“Do you remember Isaiah of Eyjania?”
A look of controlled anger crossed Esme’s face. “Very well. You were at university when he took quite a few of us hostage. That’s when I started to believe there might be more to Gabe than what the tabloids said. He stood between me and the business end of more than one rifle during that time.”
Mac nodded. “That’s him. I heard a little bit about what happened. I’d been rushed to a secure location, but hadn’t ever been told why. The next time I came home, I heard more about it.” He stared back down at his hands. “That was when I found out Mum was sick.”
“I came home to see Mum several times over the next few weeks,” he started.
“I remember.” Her brow furrowed. “You spent quite a bit of time with her on the weekends when you returned home. She told me some of what you spoke about, but not everything. She told me you might tell me more someday, when the time was right.”
And that time had come.
“That’s now.” He blew out a breath. “You’re several years older than I am. I knew what our parents were like, how much they detested spending time together. For the most part, Mum avoided him because she knew what he was really like. He avoided her because of what he was really like. The girlfriends, mistresses, whoever, whatever.”
“That’s right,” Esme confirmed.
“But they were still expected to have an heir.” He nodded toward his sister. “And a spare.” Mac leaned back in his chair but still couldn’t look at her. “Me.”

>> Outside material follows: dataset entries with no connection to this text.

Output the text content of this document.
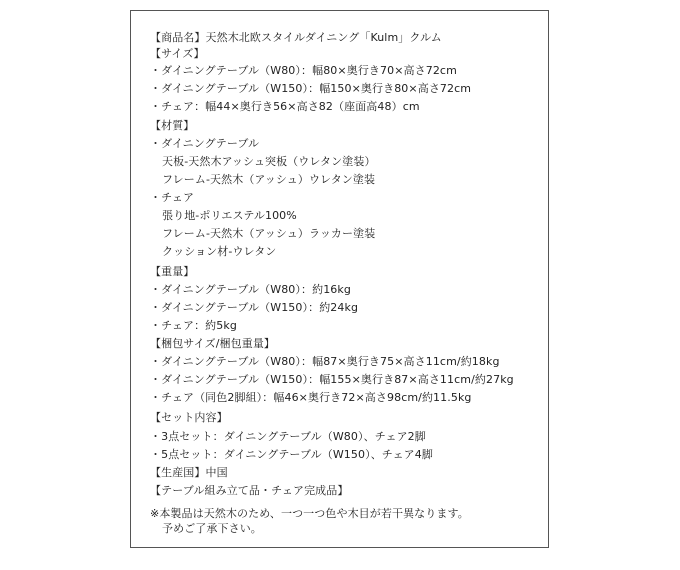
【商品名】天然木北欧スタイルダイニング「Kulm」クルム
【サイズ】
・ダイニングテーブル（W80）：幅80×奥行き70×高さ72cm
・ダイニングテーブル（W150）：幅150×奥行き80×高さ72cm
・チェア：幅44×奥行き56×高さ82（座面高48）cm
【材質】
・ダイニングテーブル
天板-天然木アッシュ突板（ウレタン塗装）
フレーム-天然木（アッシュ）ウレタン塗装
・チェア
張り地-ポリエステル100%
フレーム-天然木（アッシュ）ラッカー塗装
クッション材-ウレタン
【重量】
・ダイニングテーブル（W80）：約16kg
・ダイニングテーブル（W150）：約24kg
・チェア：約5kg
【梱包サイズ/梱包重量】
・ダイニングテーブル（W80）：幅87×奥行き75×高さ11cm/約18kg
・ダイニングテーブル（W150）：幅155×奥行き87×高さ11cm/約27kg
・チェア（同色2脚組）：幅46×奥行き72×高さ98cm/約11.5kg
【セット内容】
・3点セット：ダイニングテーブル（W80）、チェア2脚
・5点セット：ダイニングテーブル（W150）、チェア4脚
【生産国】中国
【テーブル組み立て品・チェア完成品】
※本製品は天然木のため、一つ一つ色や木目が若干異なります。
予めご了承下さい。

His sister took advantage of his inability to go on. “Once I was old enough to understand those sorts of things, I decided our age difference was due to their differences. I thought it must have taken that long for her to stand to be that close to him, and prayed she’d get pregnant quickly.”
“I always believed the same thing.” He had to go for it. “Until not long after Mum took sick, then she told me truth.”
Maybe Esme already knew.
Maybe he wouldn’t actually have to say it.
But she didn’t volunteer any information.
“We don’t have the same father.”
Mac finally glanced up to see Esme looking at him, a carefully neutral expression on her face.
It still didn’t seem like his pronouncement took her by surprise.
“She did tell me who my father is,” he went on.
Maybe she’d take the reins for him.
But she still said nothing.
A hand slipped into the crook of his elbow.
Mac glanced to the side to see Fiona extending her hand to support him.
“What Mum told me on that last visit is what sent me running before her service, and why I stayed in the shadows for so long to protect Fiona and Gray.” He sucked in a deep breath.
Could he really do this? Really tell Esme, the queen, that his father was a notorious criminal mastermind and playboy. That his biological father was the one who held her and the others hostage several years earlier.
Why hadn’t Mum left it in her paperwork for Esme to find later?
But she hadn’t so it all fell to Mac now.
“My biological father came to visit Sargasso several times a year. During one of those trips, while he stayed here in the palace, I was conceived.”
Esme was extremely smart, but if she’d started putting the connections together, she gave no indication of it.
“I’m not the child of Queen Carlotta. Isaiah Quatremaine decided he wanted a member of Mum’s staff. To the best of my knowledge, he never knew he’d impregnated her.”
Another glance at Esme told him nothing.